Justice of the Supreme Court of Virginia
- In office August 1, 2015 – February 12, 2016
- Appointed by: Terry McAuliffe
- Preceded by: LeRoy F. Millette Jr.
- Succeeded by: Stephen R. McCullough

Personal details
- Born: Jane Ellen Marum September 24, 1956 (age 69) Massachusetts, U.S.
- Spouse: David A. Roush
- Children: 3
- Alma mater: Wellesley College (AB) University of Virginia (JD)

= Jane Marum Roush =

American judge (born 1956)

Jane Marum Roush (born September 24, 1956) is an American lawyer and judge who served as an interim Justice of the Supreme Court of Virginia from 2015 to 2016.

On July 27, 2015, Governor Terry McAuliffe announced his appointment of Roush to fill the vacancy created by the retirement of Justice LeRoy F. Millette Jr. effective July 31, 2015. Under the Constitution of Virginia, this original interim appointment was to expire thirty days after the commencement of the next session of the Virginia General Assembly, unless the legislature elected her to a full twelve-year term. On August 17, 2015, the General Assembly convened in special session but failed to elect anyone to the full twelve-year term before the Senate of Virginia purported to adjourn sine die.
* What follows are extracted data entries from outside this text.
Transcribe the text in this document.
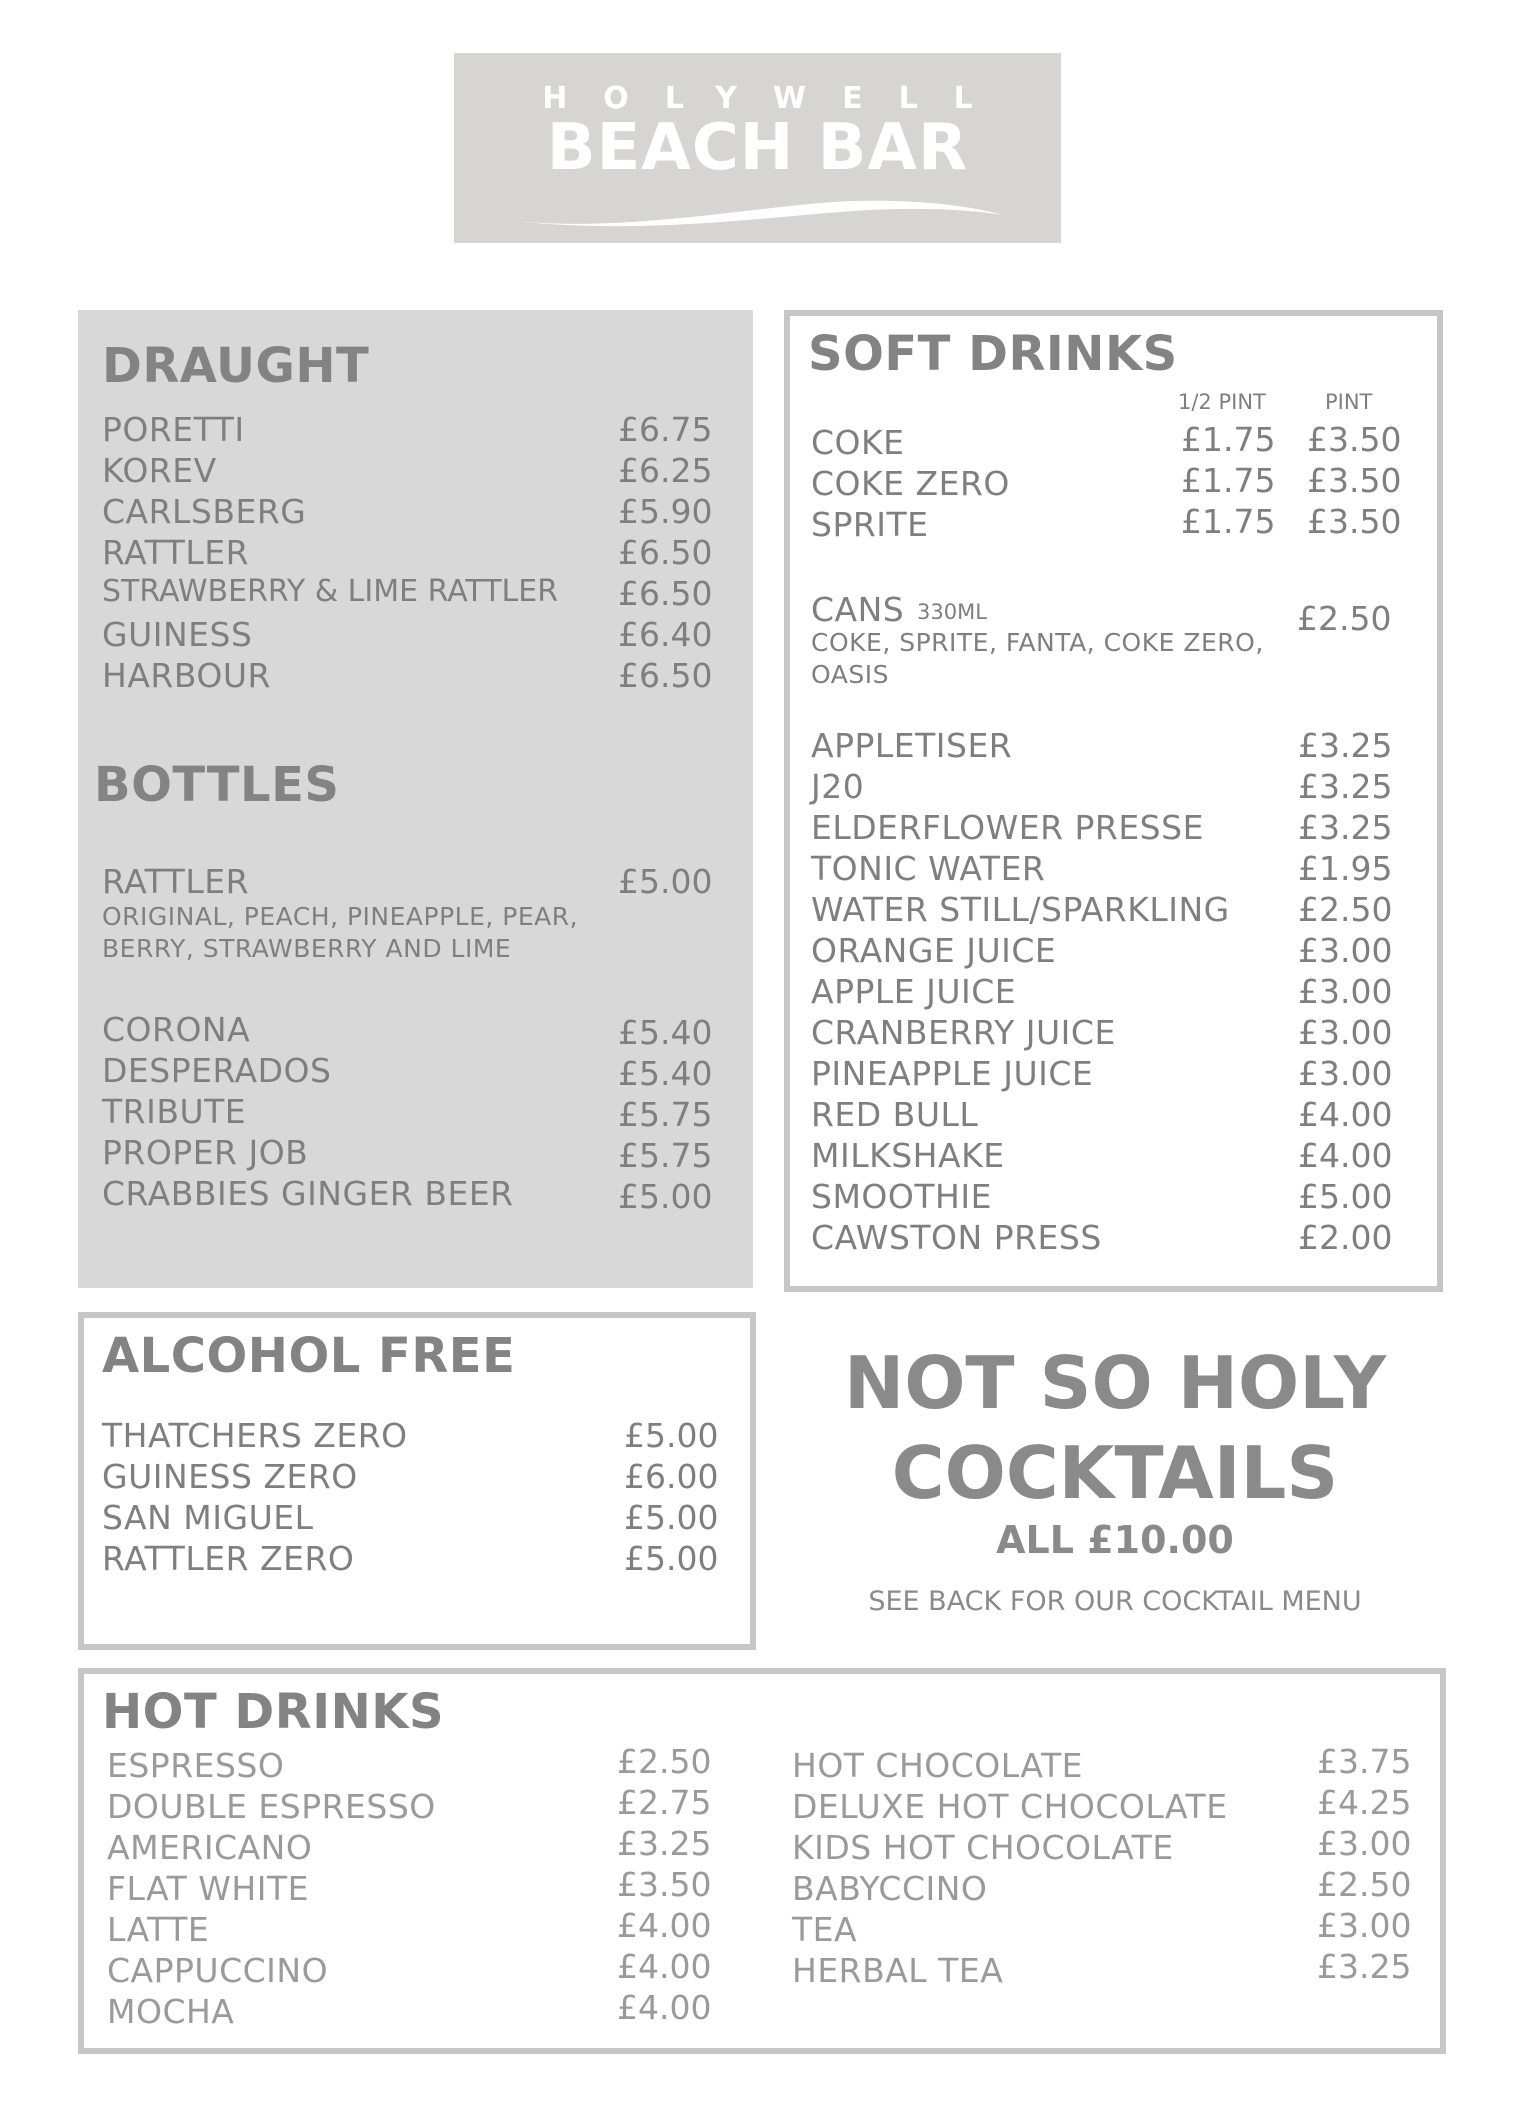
HOLYWELL
BEACH BAR
DRAUGHT
PORETTI	£6.75
KOREV	£6.25
CARLSBERG	£5.90
RATTLER	£6.50
STRAWBERRY & LIME RATTLER £6.50
GUINESS	£6.40
HARBOUR	£6.50
BOTTLES
RATTLER	£5.00
ORIGINAL, PEACH, PINEAPPLE, PEAR,
BERRY, STRAWBERRY AND LIME
CORONA	£5.40
DESPERADOS	£5.40
TRIBUTE	£5.75
PROPER JOB	£5.75
CRABBIES GINGER BEER	£5.00
SOFT DRINKS
1/2 PINT	PINT
COKE	£1.75 £3.50
COKE ZERO	£1.75 £3.50
SPRITE	£1.75 £3.50
CANS 330ML
COKE, SPRITE, FANTA, COKE ZERO,
OASIS
£2.50
APPLETISER	£3.25
J20	£3.25
ELDERFLOWER PRESSE	£3.25
TONIC WATER	£1.95
WATER STILL/SPARKLING £2.50
ORANGE JUICE	£3.00
APPLE JUICE	£3.00
CRANBERRY JUICE	£3.00
PINEAPPLE JUICE	£3.00
RED BULL	£4.00
MILKSHAKE	£4.00
SMOOTHIE	£5.00
CAWSTON PRESS	£2.00
ALCOHOL FREE
THATCHERS ZERO	£5.00
GUINESS ZERO	£6.00
SAN MIGUEL	£5.00
RATTLER ZERO	£5.00
NOT SO HOLY
COCKTAILS
ALL £10.00
SEE BACK FOR OUR COCKTAIL MENU
HOT DRINKS
ESPRESSO	£2.50
DOUBLE ESPRESSO	£2.75
AMERICANO	£3.25
FLAT WHITE	£3.50
LATTE	£4.00
CAPPUCCINO	£4.00
MOCHA	£4.00
HOT CHOCOLATE	£3.75
DELUXE HOT CHOCOLATE	£4.25
KIDS HOT CHOCOLATE	£3.00
BABYCCINO	£2.50
TEA	£3.00
HERBAL TEA	£3.25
The Constitution prohibits one chamber of the legislature from adjourning for more than three days without the consent of the other chamber. The Governor claimed that this provision applied only to regular sessions of the General Assembly; the House of Delegates and most Senate Republicans claimed it applied to special sessions as well, and that the Senate's adjournment was invalid because the House did not consent. Because there was legal uncertainty about whether the legislature was still in session, it was unclear whether the governor could fill the vacancy created when Justice Roush's original interim appointment expired on September 16, 2015. Nevertheless, the governor announced his view that the legislature was not in session and purported to reappoint her for a second interim term. Whether this second interim appointment was valid or invalid has not been determined. If valid, the second interim appointment expired on February 12, 2016, thirty days after the regular session of the General Assembly began on January 13, because the legislature did not elect her to a full twelve-year term.

On March 2, 2016, the Senate nominated Roush to a full, twelve-year term, beginning March 1, 2016. The House rejected the nomination by a 38–55 vote. Later that month, the General Assembly elected then-Judge Stephen R. McCullough to fill the seat for a full term.

==Biography==
Roush graduated from Wellesley College in 1978 and obtained her Juris Doctor degree from the University of Virginia School of Law in 1981. She practiced at Boothe Pritchard & Dudley, which later became part of McGuireWoods LLP, and Hogan & Hartson, which later became part of Hogan Lovells. She was elected a judge of the circuit court of the Nineteenth Judicial Circuit of Virginia, encompassing Fairfax County, in 1993.